Nuovo libro accusa Trump, “era un asset del Kgb”

Due pupazzi, (stile matrioska) con l'immagini di Trump e Putin allusivi al Russiagate.

WASHINGTON. – Il Kgb cominciò ad adescare il “giovane e vanesio” Donald Trump, 40 anni fa, riciclando denaro nei suoi condomini di lusso, salvandolo con fiumi di denaro dalle bancarotte e trasformandolo in un asset russo che ha dato a Vladimir Putin “tutto quello che voleva, quando è diventato presidente”.

Trump e i russi erano legati anche dal defunto finanziere Jeffrey Epstein, che forniva giovani minorenni al jet set internazionale e che si vantava di aver presentato Melania a Donald.

É la tesi di un nuovo libro esplosivo, “America Kompromat, come il Kgb ha coltivato Donald Trump e le relative storie di sesso, avidità, potere e infedeltà”, scritto dallo scrittore e giornalista americano Craig Unger, ex vicedirettore del The New York Observer e autore di vari libri, sui Bush, su Trump e Putin.

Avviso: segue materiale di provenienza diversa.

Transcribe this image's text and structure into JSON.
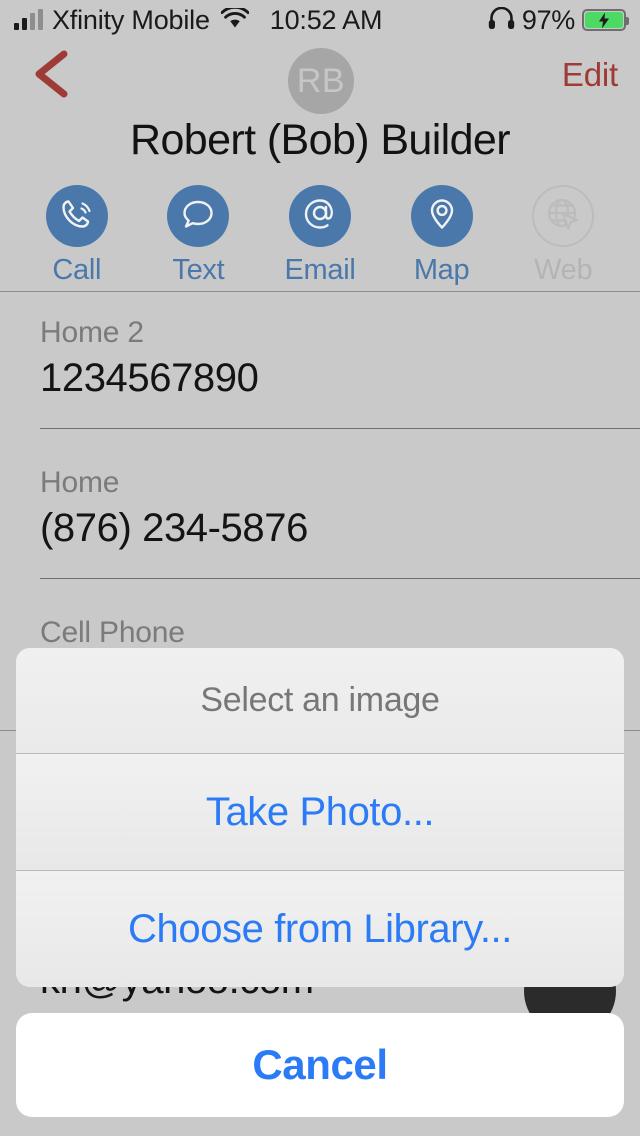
{
  "status_bar": {
    "carrier": "Xfinity Mobile",
    "time": "10:52 AM",
    "battery_percent": "97%",
    "wifi_icon": "wifi-icon",
    "signal_icon": "cellular-signal-icon",
    "headphones_icon": "headphones-icon",
    "battery_icon": "battery-charging-icon"
  },
  "nav_bar": {
    "back_icon": "back-chevron-icon",
    "avatar_initials": "RB",
    "edit_label": "Edit",
    "accent_color": "#9e3b36"
  },
  "contact": {
    "name": "Robert (Bob) Builder"
  },
  "actions": [
    {
      "label": "Call",
      "icon": "phone-icon",
      "enabled": true
    },
    {
      "label": "Text",
      "icon": "message-bubble-icon",
      "enabled": true
    },
    {
      "label": "Email",
      "icon": "at-sign-icon",
      "enabled": true
    },
    {
      "label": "Map",
      "icon": "map-pin-icon",
      "enabled": true
    },
    {
      "label": "Web",
      "icon": "globe-cursor-icon",
      "enabled": false
    }
  ],
  "fields": [
    {
      "label": "Home 2",
      "value": "1234567890"
    },
    {
      "label": "Home",
      "value": "(876) 234-5876"
    },
    {
      "label": "Cell Phone",
      "value": ""
    },
    {
      "label": "",
      "value": "kn@yahoo.com"
    }
  ],
  "action_sheet": {
    "title": "Select an image",
    "options": [
      {
        "label": "Take Photo..."
      },
      {
        "label": "Choose from Library..."
      }
    ],
    "cancel_label": "Cancel",
    "tint_color": "#2b7bf6"
  },
  "theme": {
    "background": "#c9c9c9",
    "action_blue": "#4a78ab",
    "disabled_gray": "#b4b4b4"
  }
}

Un libro basato su interviste con fonti di alto livello, sovietici disertori, ex ufficiali della Cia, agenti dell’Fbi, avvocati.

Secondo l’autore, i rapporti di Trump con i russi cominciarono nel 1976 quando il tycoon decise di fare il salto dopo aver costruito immobili dal Queens a Manhattan e acquistò il suo primo hotel con generosi sconti fiscali grazie all’aiuto di un avvocato legato alla mafia, Roy Cohn.

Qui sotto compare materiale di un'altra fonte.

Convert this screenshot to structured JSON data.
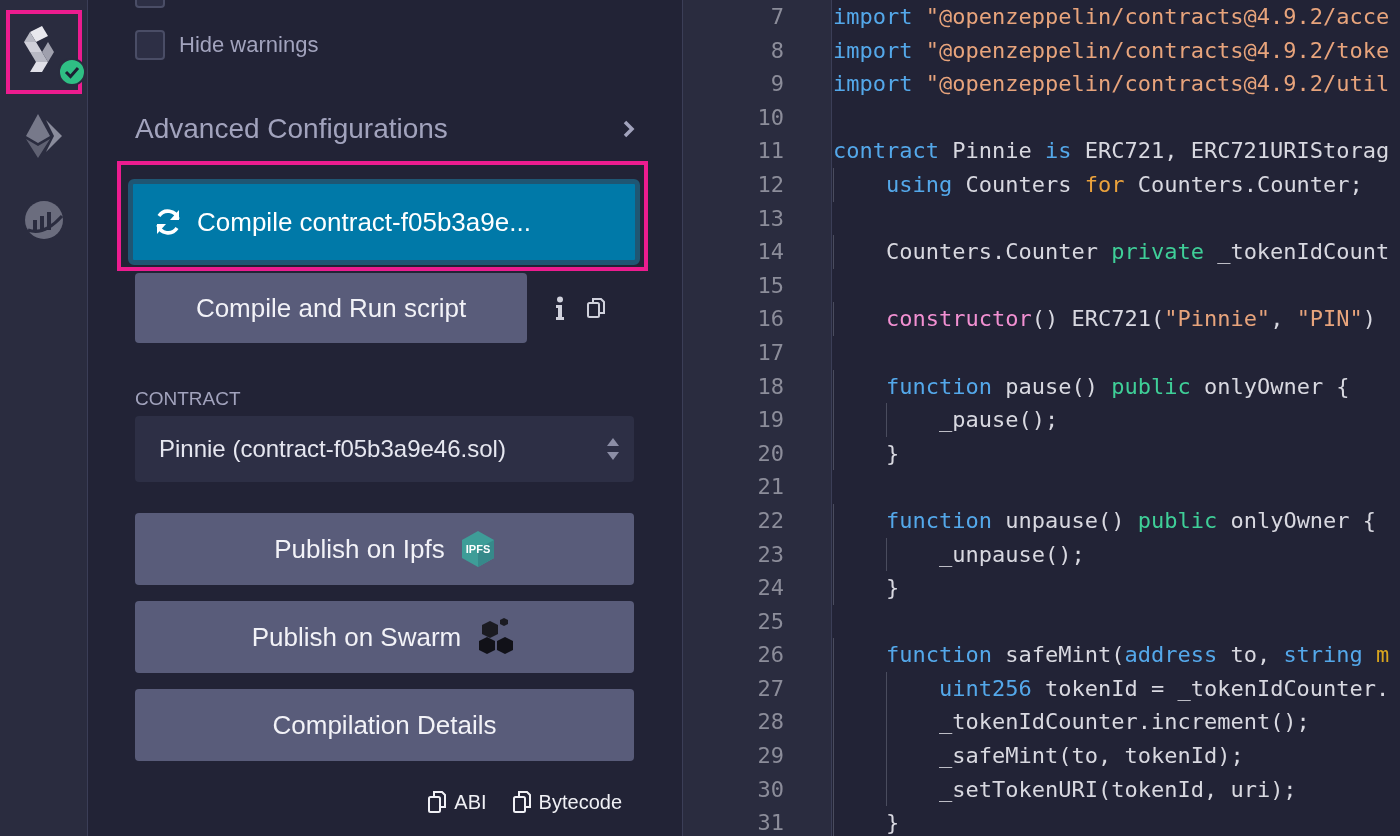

Trump comprò poi centinaia di tv per il suo albergo nel negozio di Semyon “Sam” Kislin, un ebreo ucraino emigrato e reclutato dal Kgb, secondo l’ex agente dei servizi segreti sovietici Yuri Shvets. Quel negozio fu usato dal Kgb per corteggiare potenziali asset.

Ma Trump era già finito, anni prima, nel mirino degli 007 russi quando il “giovane, narcisistico e brutalmente ambizioso immobiliarista vendette condomini multimilionari alla mafia russa riciclando soldi attraverso anonime società fantasma”. Quell’operazione, secondo il libro, lo rese nuovamente rico dopo la bancarotta dei suoi casinò ad Atlantic City.

Nel 1977, inoltre, aveva sposato Ivana Zelnickova, modella cecoslovacca proveniente da un distretto dove la polizia segreta era legata al Kgb: all’epoca Trump già evocava la corsa alla Casa Bianca in futuro. Probabilmente, scrive l’autore, il tycoon attrasse i servizi segreti russi perché era “vanesio, altamente suscettibile di adulazione”.

La svolta avvenne nel 1987, quando Donald e Ivana Trump visitarono San Pietroburgo invitati da un alto dirigente del Kgb con il pretesto di un sopralluogo preliminare per costruire una Trump tower a Mosca: secondo Unger, fu un “profondo sviluppo” da parte del Kgb che creò ulteriori canali segreti e consentì ai russi di influenzare e danneggiare la democrazia americana.

Il libro racconta anche il capitolo Epstein, che gestiva il suo traffico sessuale ricevendo dagli oligarchi russi teenagers da Russia e Ucraina offrendole agli uomini più potenti del mondo, spesso registrando i loro incontri a scopo di ricatto. Il nome di Trump, scrive Unger, era nel “black book” di Epstein con non meno di 16 numeri.